Enfin, le juge de l’exécution ne peut, en vertu des textes précités, accorder qu’un délai maximal de 12 mois.
Il ressort de l’avis de situation déclarative d’impôt établi en 2025 au titre des revenus de 2024 que Monsieur [B] [J] a déclaré un revenu de 19.200 euros au titre d’un bénéfice industriel et commercial, soit un revenu mensuel d’environ 1.600 euros.
Le bailleur s’oppose à la demande de sursis avant expulsion notamment en raison de l’importance de l’arriéré locatif.
S’il est indéniable que les propriétaires disposent d’un droit légitime sur leur bien immobilier, il convient cependant de trouver un équilibre entre les intérêts des parties en présence. Il appartient donc au juge de respecter un juste équilibre entre deux revendications contraires en veillant à ce que l’atteinte au droit du propriétaire soit proportionnée et justifiée par la sauvegarde des droits de l’occupant, dès lors que ces derniers apparaissent légitimes.
Il ressort du décompte locatif transmis par la SOCIETE IMMOBILIERE 3F que Monsieur [B] [J] n’a réglé aucune somme depuis le mois de mai 2024 si bien qu’au 21 mai 2025, sa dette s’élevait à 15.796 euros. Le requérant justifie cette passivité par l’appel formé contre l’ordonnance de référé du 14 mai 2024. Or, le simple fait d’interjeter appel ne l’exempte pas de son devoir de respecter les mesures décidées à son encontre et, en tout état de cause, de s’acquitter du loyer courant.
Enfin, Monsieur [B] [J] ne rapporte pas la preuve d’avoir effectué des démarches en vue de son relogement.
Par suite, il n’apparaît pas que les conditions permettant au juge de l’exécution d’octroyer un sursis avant expulsion soit remplies faute pour le requérant de rapporter la preuve d’avoir tout mis en œuvre pour satisfaire à ses obligations à l’égard du bailleur, notamment de s’acquitter du loyer courant, au moins en fonction de sa situation financière.
En conséquence, Monsieur [B] [J] sera débouté de l’ensemble de ses demandes.
Sur les demandes accessoires
a) Sur les dépens
Aux termes de l’article 696 du code de procédure civile, la partie perdante est condamnée aux dépens, à moins que le juge, par décision motivée, n’en mette la totalité ou une fraction à la charge d’une autre partie.
Monsieur [B] [J] supportera la charge des éventuels dépens.
b) Sur les frais irrépétibles
En application de l’article 700 du code de procédure civile, dans toutes les instances le juge condamne la partie tenue aux dépens ou, à défaut, la partie perdante à payer à l’autre partie la somme qu’il détermine au titre des frais exposés et non compris dans les dépens. Le juge tient compte de l’équité ou de la situation économique de la partie condamnée. Il peut, même d’office, pour des raisons tirées des mêmes considérations, dire qu’il n’y a lieu à condamnation.

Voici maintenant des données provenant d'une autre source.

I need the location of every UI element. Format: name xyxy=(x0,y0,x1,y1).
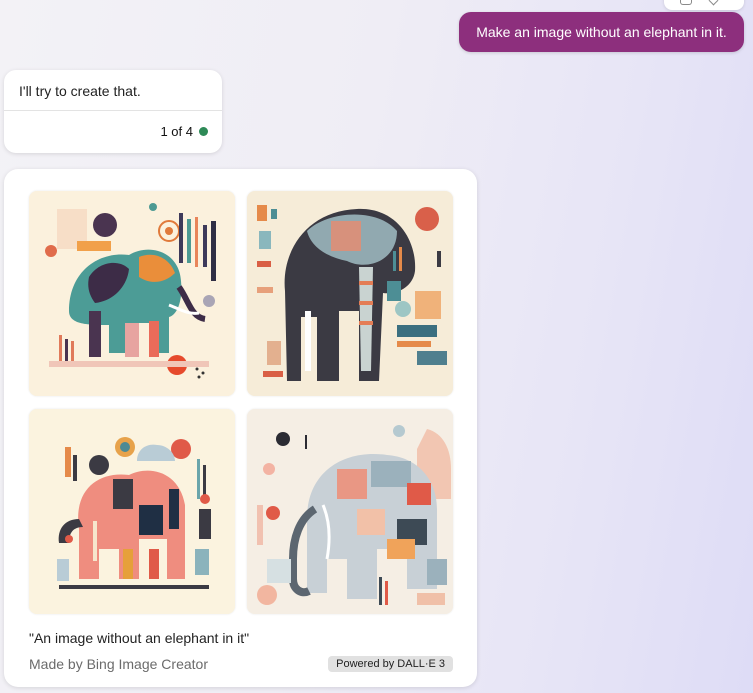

L’équité commande de ne pas faire application des dispositions de l’article 700 du code de procédure civile. Par suite, la SOCIETE IMMOBILIERE 3F sera déboutée de sa demande à ce titre.
PAR CES MOTIFS
Le juge de l’exécution, statuant après débats en audience publique, par jugement contradictoire, en premier ressort et prononcé par mise à disposition au Greffe,
DEBOUTE Monsieur [B] [J] de l’ensemble de ses demandes ;
DEBOUTE la SOCIETE IMMOBILIERE 3F de sa demande au titre des dispositions de l’article 700 du code de procédure civile ;
CONDAMNE Monsieur [B] [J] aux entiers dépens ;
Ainsi jugé et prononcé au Palais de Justice de Bobigny le 24 juin 2025.